Expand the current AQS Restbase cluster with more hosts to improve fault tolerance and available storage space. aqs100[789] nodes are added to the current cluster composed by aqs100[456].

Current cluster

  • aqs100[123].eqiad.wmnet
  • Two Cassandra instances per node.
  • Cassandra 2.2.6

Problems

  • More Cassandra dedicated storage space is needed to avoid deleting old data (setting a retention policy).
  • More Cassandra instances in the cluster improve fault tolerance to hardware failures.

Related tasks

https://phabricator.wikimedia.org/T155654

Remarks

The cluster is expanded with three hosts, running two Cassandra instances each (to a total of 6 more instances added to the cluster). We decided to use the following configuration for rack_awareness:

  • 1007,1004 -> rack01
  • 1008,1005 -> rack02
  • 1009,1006 -> rack03

This keeps our replication factor of 3 equal to the number of Cassandra logical racks. The major benefit is more predictability when reasoning about the cluster.

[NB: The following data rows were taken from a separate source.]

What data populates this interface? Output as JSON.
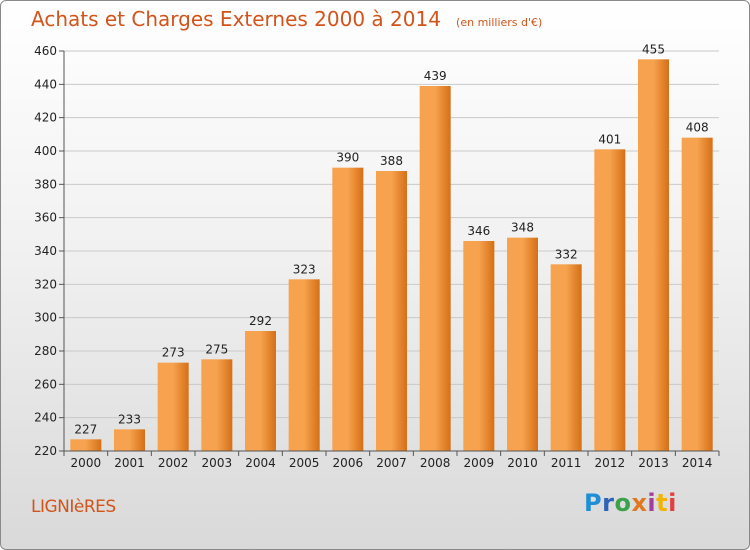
{
  "title": "Achats et Charges Externes 2000 à 2014",
  "unit": "(en milliers d'€)",
  "commune": "LIGNIèRES",
  "logo": {
    "letters": [
      "P",
      "r",
      "o",
      "x",
      "i",
      "t",
      "i"
    ],
    "colors": [
      "#1e8fd6",
      "#2d63b8",
      "#39a24a",
      "#e07820",
      "#a23f9a",
      "#f2b400",
      "#e04040"
    ]
  },
  "colors": {
    "bar_light": "#f6a24e",
    "bar_dark": "#d56f16",
    "title": "#d2541a"
  },
  "chart_data": {
    "type": "bar",
    "title": "Achats et Charges Externes 2000 à 2014",
    "subtitle": "(en milliers d'€)",
    "categories": [
      "2000",
      "2001",
      "2002",
      "2003",
      "2004",
      "2005",
      "2006",
      "2007",
      "2008",
      "2009",
      "2010",
      "2011",
      "2012",
      "2013",
      "2014"
    ],
    "values": [
      227,
      233,
      273,
      275,
      292,
      323,
      390,
      388,
      439,
      346,
      348,
      332,
      401,
      455,
      408
    ],
    "ylim": [
      220,
      460
    ],
    "yticks": [
      220,
      240,
      260,
      280,
      300,
      320,
      340,
      360,
      380,
      400,
      420,
      440,
      460
    ],
    "grid": true,
    "xlabel": "",
    "ylabel": ""
  }
}
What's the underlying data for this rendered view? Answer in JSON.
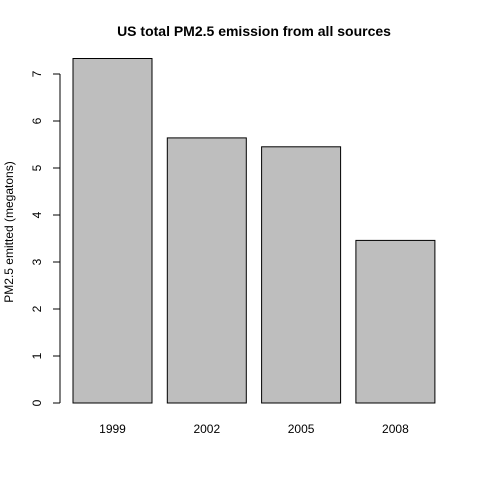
{
  "chart_data": {
    "type": "bar",
    "title": "US total PM2.5 emission from all sources",
    "xlabel": "",
    "ylabel": "PM2.5 emitted (megatons)",
    "categories": [
      "1999",
      "2002",
      "2005",
      "2008"
    ],
    "values": [
      7.33,
      5.64,
      5.45,
      3.46
    ],
    "ylim": [
      0,
      7
    ],
    "yticks": [
      "0",
      "1",
      "2",
      "3",
      "4",
      "5",
      "6",
      "7"
    ],
    "grid": false,
    "legend": "none",
    "colors": {
      "bar_fill": "#bebebe",
      "bar_stroke": "#000000"
    }
  }
}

Example: bootstrapping all the new 6 instances on the new nodes starting from the existing ones on aqs100[456]

  • 1007-a would stream data from 1004-a and 1004-b
  • 1007-b would stream from 1004-a, 1004-b, and 1007-a (and afterward we would run cleanups on 1004-a, 1004-b, and 1007-a)
  • 1008-a would stream from 1005-a and 1005-b
  • 1008-b would stream from 1005-a, 1005-b, and 1008-a (and afterward we would run cleanups on 1004-a, 1004-b, and 1007-a)
  • 1009-a...

The thing to keep in mind to understand the above example is that Cassandra always tries to stream data from the smallest subset of instances to avoid complex consistency validation issues. Since the replication factor is 3 and the number of logical racks is 3, all the data is available on each rack (and split among multiple instances).